I agree with you that the police do hurt people, period. That is a fact, plain and simple. It is an innately violent job. Whether it is justified or not, it revolves around detaining and arresting people. However, I think that solutions to police brutality are more complex than simply ‘defund the police’. I wont say anymore on this because I think we have both spewed facts at each other and made our case. I’ll just cite this article by Coleman Hughes which explains the relevant points in a much better way than I can. 

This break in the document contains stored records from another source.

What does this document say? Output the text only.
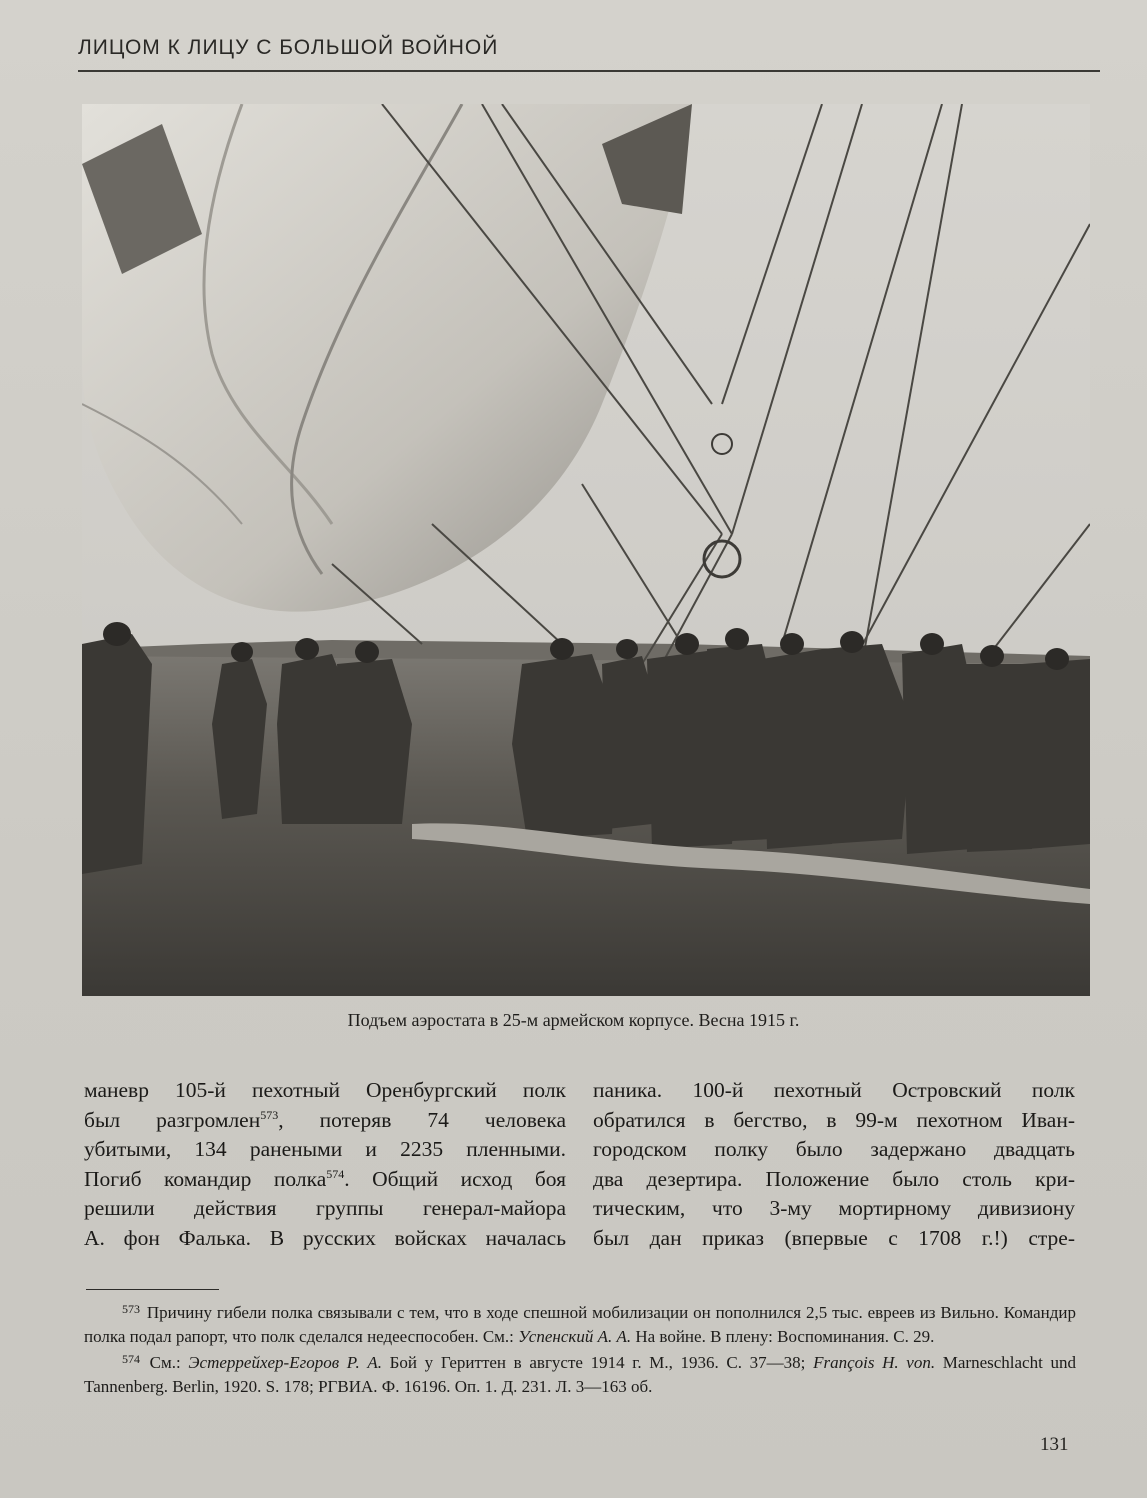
ЛИЦОМ К ЛИЦУ С БОЛЬШОЙ ВОЙНОЙ
Подъем аэростата в 25-м армейском корпусе. Весна 1915 г.
маневр 105-й пехотный Оренбургский полк
был разгромлен$^{573}$, потеряв 74 человека
убитыми, 134 ранеными и 2235 пленными.
Погиб командир полка$^{574}$. Общий исход боя
решили действия группы генерал-майора
А. фон Фалька. В русских войсках началась
паника. 100-й пехотный Островский полк
обратился в бегство, в 99-м пехотном Иван-
городском полку было задержано двадцать
два дезертира. Положение было столь кри-
тическим, что 3-му мортирному дивизиону
был дан приказ (впервые с 1708 г.!) стре-

$^{573}$ Причину гибели полка связывали с тем, что в ходе спешной мобилизации он пополнился 2,5 тыс. евреев из Вильно. Командир полка подал рапорт, что полк сделался недееспособен. См.: Успенский А. А. На войне. В плену: Воспоминания. С. 29.

$^{574}$ См.: Эстеррейхер-Егоров Р. А. Бой у Гериттен в августе 1914 г. М., 1936. С. 37—38; François H. von. Marneschlacht und Tannenberg. Berlin, 1920. S. 178; РГВИА. Ф. 16196. Оп. 1. Д. 231. Л. 3—163 об.

131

I think there is a weightier conversation here underneath the topic of police brutality. I feel like you have no interest at all to ‘let your guard down’ and actually listen and think about my perspective on this subject. Maybe this is because I have given you the same impression, if so, my mistake. But I also have a feeling that you consider my perspective outright racist because it differs from the common social justice narrative on social media. I understand why you might think this, after all if I am not ‘anti-racist’, then what exactly do I stand for? It seems like racism is the only other option. Reality is far from what social media portrays it to be. There is in fact a solid ‘liberal middle ground’ that contains people of all colors. People like Sam Harris, Caitlin Flanagan, Coleman Hughes, Jason Riley, and Johnathan Haidt prove that just because you do not fall into the strict social media narrative of anti-racism it does not mean that you deny real social problems exist. Ultimately, I can only defend myself by reaffirming my hopefully good memories in your conscience and refer you to the great journalists and thinkers above. 

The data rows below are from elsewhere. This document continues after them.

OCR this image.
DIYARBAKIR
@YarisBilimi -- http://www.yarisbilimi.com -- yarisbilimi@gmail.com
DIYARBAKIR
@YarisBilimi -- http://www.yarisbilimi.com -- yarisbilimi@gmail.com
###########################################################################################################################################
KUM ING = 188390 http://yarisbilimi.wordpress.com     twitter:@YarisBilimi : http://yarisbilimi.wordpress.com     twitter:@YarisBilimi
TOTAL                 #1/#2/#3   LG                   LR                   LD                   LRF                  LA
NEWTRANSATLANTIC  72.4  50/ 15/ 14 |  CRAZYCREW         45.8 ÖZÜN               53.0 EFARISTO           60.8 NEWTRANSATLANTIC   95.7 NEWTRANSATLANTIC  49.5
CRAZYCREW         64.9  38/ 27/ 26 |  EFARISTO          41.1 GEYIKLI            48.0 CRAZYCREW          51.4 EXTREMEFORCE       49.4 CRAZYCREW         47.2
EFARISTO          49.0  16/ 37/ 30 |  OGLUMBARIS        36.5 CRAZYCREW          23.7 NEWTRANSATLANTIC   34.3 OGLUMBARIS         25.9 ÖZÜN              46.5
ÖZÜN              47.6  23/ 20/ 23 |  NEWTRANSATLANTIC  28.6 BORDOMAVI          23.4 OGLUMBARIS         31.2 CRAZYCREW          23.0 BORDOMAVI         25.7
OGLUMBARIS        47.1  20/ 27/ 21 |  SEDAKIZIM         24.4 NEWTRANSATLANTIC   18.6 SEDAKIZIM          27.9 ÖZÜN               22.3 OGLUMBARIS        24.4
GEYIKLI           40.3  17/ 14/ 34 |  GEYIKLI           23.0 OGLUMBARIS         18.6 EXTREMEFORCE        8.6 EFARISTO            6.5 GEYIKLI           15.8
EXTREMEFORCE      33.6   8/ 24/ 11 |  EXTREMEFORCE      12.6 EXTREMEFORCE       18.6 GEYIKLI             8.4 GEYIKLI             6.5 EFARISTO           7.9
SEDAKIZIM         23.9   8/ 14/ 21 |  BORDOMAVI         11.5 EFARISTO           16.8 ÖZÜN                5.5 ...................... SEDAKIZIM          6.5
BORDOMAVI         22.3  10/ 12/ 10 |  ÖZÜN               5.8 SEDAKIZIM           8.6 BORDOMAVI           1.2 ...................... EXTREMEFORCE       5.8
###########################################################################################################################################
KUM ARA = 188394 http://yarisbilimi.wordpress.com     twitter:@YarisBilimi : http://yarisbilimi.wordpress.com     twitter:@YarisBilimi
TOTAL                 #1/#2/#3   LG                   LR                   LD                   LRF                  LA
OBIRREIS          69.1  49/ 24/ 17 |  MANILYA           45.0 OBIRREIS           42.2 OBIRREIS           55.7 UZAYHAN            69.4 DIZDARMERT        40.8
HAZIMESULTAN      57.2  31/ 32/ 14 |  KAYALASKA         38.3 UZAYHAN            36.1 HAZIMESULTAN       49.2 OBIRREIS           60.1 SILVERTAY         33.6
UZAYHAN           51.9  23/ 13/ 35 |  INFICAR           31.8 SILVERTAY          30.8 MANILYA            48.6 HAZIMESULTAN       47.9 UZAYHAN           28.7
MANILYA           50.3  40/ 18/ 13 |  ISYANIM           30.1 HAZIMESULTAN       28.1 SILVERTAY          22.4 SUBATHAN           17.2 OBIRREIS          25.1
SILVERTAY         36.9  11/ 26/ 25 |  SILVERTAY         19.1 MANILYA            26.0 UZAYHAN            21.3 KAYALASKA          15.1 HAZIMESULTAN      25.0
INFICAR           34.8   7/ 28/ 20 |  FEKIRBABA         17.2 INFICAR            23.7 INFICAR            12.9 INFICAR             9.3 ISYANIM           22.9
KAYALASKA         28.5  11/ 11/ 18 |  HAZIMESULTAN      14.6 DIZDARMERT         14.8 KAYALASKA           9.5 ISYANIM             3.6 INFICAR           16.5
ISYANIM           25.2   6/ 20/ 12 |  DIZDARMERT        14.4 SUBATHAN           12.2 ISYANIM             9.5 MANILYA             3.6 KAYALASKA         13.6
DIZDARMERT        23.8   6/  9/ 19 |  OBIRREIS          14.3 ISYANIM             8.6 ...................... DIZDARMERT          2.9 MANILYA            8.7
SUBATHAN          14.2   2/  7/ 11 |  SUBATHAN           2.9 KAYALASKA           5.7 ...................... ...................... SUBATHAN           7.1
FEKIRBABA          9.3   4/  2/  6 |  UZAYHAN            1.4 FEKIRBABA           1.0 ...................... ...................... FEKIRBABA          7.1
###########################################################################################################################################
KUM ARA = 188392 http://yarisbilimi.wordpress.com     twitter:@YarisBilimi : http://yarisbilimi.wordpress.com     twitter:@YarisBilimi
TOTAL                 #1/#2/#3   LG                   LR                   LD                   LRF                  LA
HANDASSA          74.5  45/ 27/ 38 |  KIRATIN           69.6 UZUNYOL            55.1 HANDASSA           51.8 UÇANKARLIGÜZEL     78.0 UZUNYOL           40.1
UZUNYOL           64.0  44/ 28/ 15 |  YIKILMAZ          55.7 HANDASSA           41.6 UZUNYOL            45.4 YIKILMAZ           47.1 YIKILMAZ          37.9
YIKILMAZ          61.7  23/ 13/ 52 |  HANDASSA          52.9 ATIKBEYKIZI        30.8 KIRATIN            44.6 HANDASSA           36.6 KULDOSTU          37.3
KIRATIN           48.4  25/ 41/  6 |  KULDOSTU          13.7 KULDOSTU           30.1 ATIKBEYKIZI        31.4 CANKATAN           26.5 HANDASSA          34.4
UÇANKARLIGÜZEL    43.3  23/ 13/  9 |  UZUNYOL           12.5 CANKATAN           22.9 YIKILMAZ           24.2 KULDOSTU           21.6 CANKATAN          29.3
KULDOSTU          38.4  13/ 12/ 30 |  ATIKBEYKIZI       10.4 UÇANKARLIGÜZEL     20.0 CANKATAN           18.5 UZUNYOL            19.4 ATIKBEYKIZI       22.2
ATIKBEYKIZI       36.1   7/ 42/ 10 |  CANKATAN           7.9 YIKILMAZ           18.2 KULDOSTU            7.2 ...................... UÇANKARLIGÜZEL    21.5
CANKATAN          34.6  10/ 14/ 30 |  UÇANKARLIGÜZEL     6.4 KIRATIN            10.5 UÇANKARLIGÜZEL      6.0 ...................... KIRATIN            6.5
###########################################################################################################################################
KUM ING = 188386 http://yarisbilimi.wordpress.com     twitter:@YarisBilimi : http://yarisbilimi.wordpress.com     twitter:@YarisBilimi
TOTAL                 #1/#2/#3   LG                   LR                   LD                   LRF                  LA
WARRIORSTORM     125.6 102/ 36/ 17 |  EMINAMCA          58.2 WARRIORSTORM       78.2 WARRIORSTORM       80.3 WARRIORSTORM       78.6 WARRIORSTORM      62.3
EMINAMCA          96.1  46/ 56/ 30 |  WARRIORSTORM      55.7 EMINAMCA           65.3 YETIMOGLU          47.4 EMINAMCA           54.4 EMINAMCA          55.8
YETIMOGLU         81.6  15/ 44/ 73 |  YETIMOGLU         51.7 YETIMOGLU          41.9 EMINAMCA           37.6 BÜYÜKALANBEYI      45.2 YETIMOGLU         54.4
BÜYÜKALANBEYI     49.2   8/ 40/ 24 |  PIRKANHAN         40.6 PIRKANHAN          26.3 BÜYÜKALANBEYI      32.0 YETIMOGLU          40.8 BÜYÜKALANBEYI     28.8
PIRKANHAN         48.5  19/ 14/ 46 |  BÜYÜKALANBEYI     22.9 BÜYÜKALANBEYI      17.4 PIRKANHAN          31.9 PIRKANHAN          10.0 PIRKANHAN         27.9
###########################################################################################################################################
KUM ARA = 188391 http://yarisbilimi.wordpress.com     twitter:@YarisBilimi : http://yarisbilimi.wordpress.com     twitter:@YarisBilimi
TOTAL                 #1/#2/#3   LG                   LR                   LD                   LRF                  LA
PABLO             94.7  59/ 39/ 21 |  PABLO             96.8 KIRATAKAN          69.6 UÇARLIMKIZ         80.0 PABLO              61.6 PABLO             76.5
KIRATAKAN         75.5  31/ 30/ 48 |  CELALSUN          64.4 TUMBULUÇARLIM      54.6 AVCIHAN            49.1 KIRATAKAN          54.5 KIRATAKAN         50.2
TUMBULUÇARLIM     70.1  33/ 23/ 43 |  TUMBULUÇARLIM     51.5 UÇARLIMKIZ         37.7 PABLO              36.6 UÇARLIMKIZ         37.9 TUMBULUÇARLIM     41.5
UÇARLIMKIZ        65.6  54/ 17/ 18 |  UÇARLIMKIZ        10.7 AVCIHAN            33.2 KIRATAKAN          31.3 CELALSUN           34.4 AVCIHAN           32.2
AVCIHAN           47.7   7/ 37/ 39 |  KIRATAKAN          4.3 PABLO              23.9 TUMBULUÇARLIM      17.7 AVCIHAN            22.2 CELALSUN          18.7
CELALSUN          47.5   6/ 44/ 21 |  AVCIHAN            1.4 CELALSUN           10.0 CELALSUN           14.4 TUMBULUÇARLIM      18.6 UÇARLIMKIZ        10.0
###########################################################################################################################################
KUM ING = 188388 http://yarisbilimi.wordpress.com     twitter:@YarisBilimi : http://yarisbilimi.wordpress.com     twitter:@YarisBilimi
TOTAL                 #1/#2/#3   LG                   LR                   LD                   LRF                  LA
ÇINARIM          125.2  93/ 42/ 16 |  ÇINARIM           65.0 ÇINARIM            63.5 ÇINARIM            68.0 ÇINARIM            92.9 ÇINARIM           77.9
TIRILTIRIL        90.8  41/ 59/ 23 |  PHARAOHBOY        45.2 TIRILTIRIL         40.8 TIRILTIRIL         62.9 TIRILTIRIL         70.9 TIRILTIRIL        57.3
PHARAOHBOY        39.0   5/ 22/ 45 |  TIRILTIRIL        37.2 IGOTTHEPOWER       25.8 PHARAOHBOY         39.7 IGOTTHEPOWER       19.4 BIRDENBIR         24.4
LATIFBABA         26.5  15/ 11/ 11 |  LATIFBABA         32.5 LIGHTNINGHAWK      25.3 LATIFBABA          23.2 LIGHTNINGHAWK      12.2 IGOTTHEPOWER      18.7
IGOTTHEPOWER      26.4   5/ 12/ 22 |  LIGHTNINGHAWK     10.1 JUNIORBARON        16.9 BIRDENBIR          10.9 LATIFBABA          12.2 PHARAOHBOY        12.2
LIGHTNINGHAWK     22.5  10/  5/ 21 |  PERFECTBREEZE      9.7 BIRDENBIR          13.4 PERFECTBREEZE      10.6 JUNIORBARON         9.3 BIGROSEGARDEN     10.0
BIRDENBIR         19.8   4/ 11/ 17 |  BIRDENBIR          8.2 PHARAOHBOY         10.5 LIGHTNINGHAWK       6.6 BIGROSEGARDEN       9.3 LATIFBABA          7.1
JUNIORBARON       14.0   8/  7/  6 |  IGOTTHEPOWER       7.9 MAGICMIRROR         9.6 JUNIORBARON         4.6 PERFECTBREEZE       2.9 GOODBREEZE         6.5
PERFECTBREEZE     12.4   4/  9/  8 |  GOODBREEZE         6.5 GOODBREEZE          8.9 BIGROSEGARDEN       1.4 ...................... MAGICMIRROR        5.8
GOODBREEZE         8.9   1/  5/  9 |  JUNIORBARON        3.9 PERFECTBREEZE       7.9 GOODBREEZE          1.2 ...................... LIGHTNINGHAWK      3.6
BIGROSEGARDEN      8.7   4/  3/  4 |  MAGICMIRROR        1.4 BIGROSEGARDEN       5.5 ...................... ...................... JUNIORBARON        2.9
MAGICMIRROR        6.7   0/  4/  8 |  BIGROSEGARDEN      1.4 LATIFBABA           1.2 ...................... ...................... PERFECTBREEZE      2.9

I wrote this long response because I think these conversations are supremely important. The Civil Rights movement and feminist movements based themselves on challenging wrong perspectives(racism and sexism) in the world and proving that these perspectives were objectively wrong. Noone has the ‘right’ perspective until they prove it to another, no matter how just it may seem. You might think this is a negative way to approach these conversations, especially when there are human lives at stake, but I think history shows us that this approach will lead to the most good in the long run. 

I strongly believe you have the total right and freedom to your own perspective of the world. If anyone was telling you not to voice your perspective I would be on your side 10 out of 10 times. Whatever your perspective may be, you are totally free to believe it. But no one, under any circumstances, has the right not to have their perspective challenged. Of course, these same conditions extend to me as well. We can deny the criticisms of our perspectives but this does not mean they are self-evident or stand on their own. I’ll cite two different sources here that have influenced my ideas in the last two paragraphs. First, John Stuart Mill’s work on freedom of expression, page 18-chapter 2, explains much better than I can the need for open discussion of different perspectives and the benefits of this on society as a whole. Second, Jonathan Haidt’s article on the increasing college culture of stifling open discussion.

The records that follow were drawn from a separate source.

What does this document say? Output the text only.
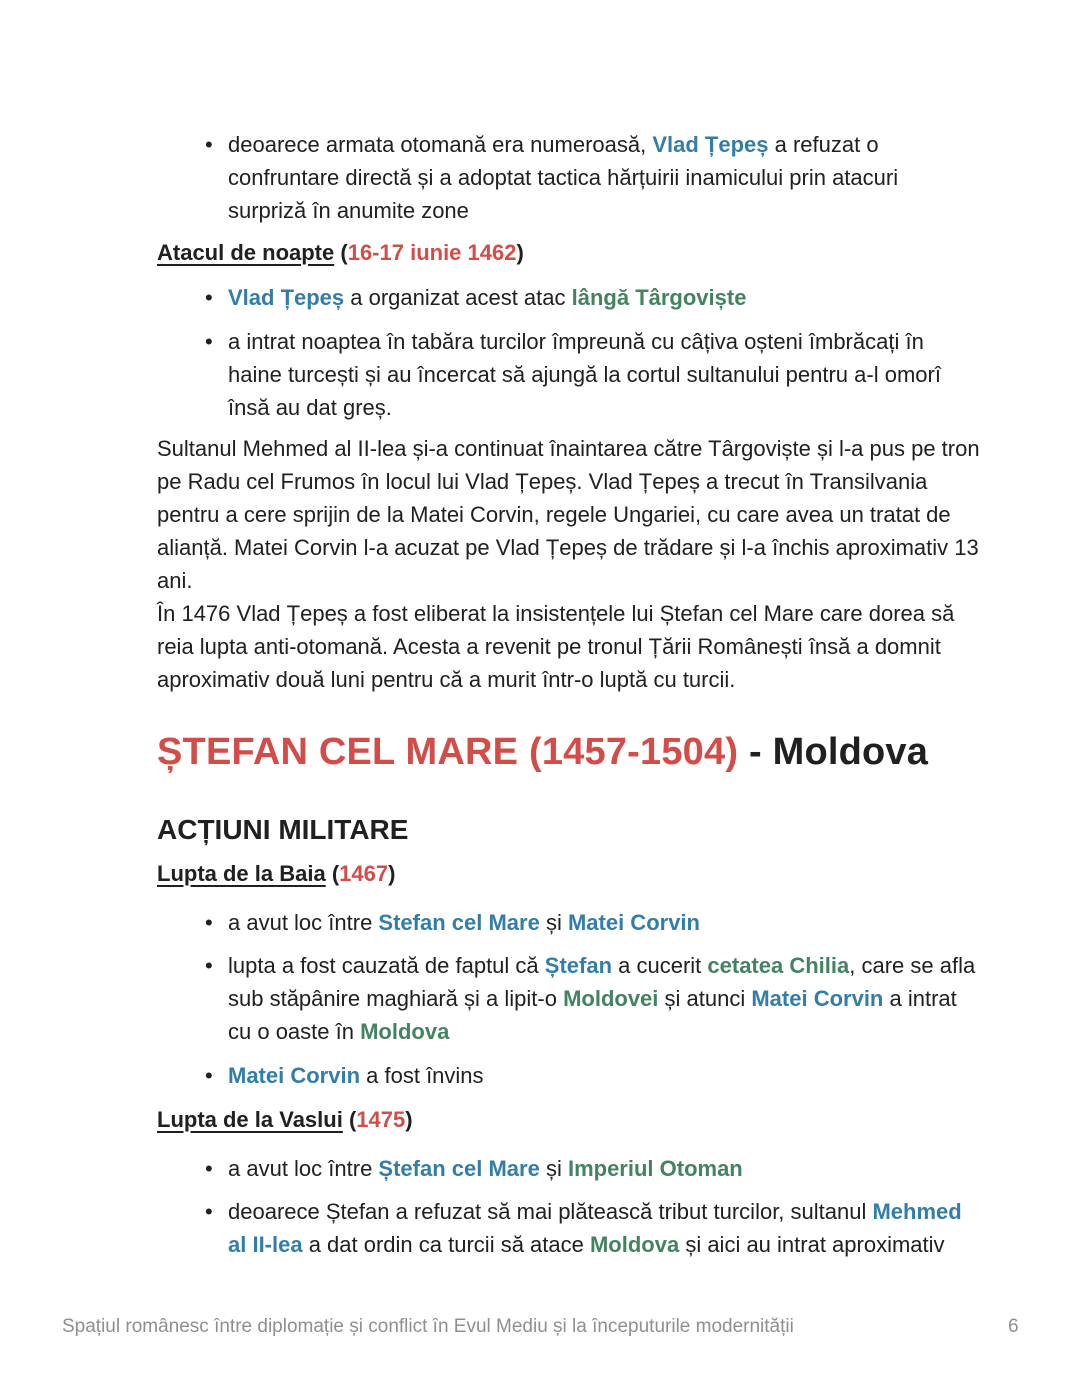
• deoarece armata otomană era numeroasă, Vlad Țepeș a refuzat o
confruntare directă și a adoptat tactica hărțuirii inamicului prin atacuri
surpriză în anumite zone
Atacul de noapte (16-17 iunie 1462)
• Vlad Țepeș a organizat acest atac lângă Târgoviște
• a intrat noaptea în tabăra turcilor împreună cu câțiva oșteni îmbrăcați în
haine turcești și au încercat să ajungă la cortul sultanului pentru a-l omorî
însă au dat greș.
Sultanul Mehmed al II-lea și-a continuat înaintarea către Târgoviște și l-a pus pe tron
pe Radu cel Frumos în locul lui Vlad Țepeș. Vlad Țepeș a trecut în Transilvania
pentru a cere sprijin de la Matei Corvin, regele Ungariei, cu care avea un tratat de
alianță. Matei Corvin l-a acuzat pe Vlad Țepeș de trădare și l-a închis aproximativ 13
ani.
În 1476 Vlad Țepeș a fost eliberat la insistențele lui Ștefan cel Mare care dorea să
reia lupta anti-otomană. Acesta a revenit pe tronul Țării Românești însă a domnit
aproximativ două luni pentru că a murit într-o luptă cu turcii.
ȘTEFAN CEL MARE (1457-1504) - Moldova
ACȚIUNI MILITARE
Lupta de la Baia (1467)
• a avut loc între Stefan cel Mare și Matei Corvin
• lupta a fost cauzată de faptul că Ștefan a cucerit cetatea Chilia, care se afla
sub stăpânire maghiară și a lipit-o Moldovei și atunci Matei Corvin a intrat
cu o oaste în Moldova
• Matei Corvin a fost învins
Lupta de la Vaslui (1475)
• a avut loc între Ștefan cel Mare și Imperiul Otoman
• deoarece Ștefan a refuzat să mai plătească tribut turcilor, sultanul Mehmed
al II-lea a dat ordin ca turcii să atace Moldova și aici au intrat aproximativ
Spațiul românesc între diplomație și conflict în Evul Mediu și la începuturile modernității	6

I hope that with this long response I have been able to show you that I am here for a peaceful conversation about what we believe and why. I am not here to ‘one-up’ you or ‘destroy’ your ideas. I am actually quite sure I will learn something new from you given the chance. Let’s talk about these things like friends, I always remain open to listening, without judgment on your take, and I am totally open to looking at this through your eyes. All I ask is that you extend the same courtesy to me. Trust me, I know first hand that these conversations can be exhausting and tedious, I have stirred up enough trouble for myself on social media. I hope that with trust, patience, and common values we can come out of these conversations with newfound mutual respect for one another.

Your Friend,


P.S. Sorry for the long ass response.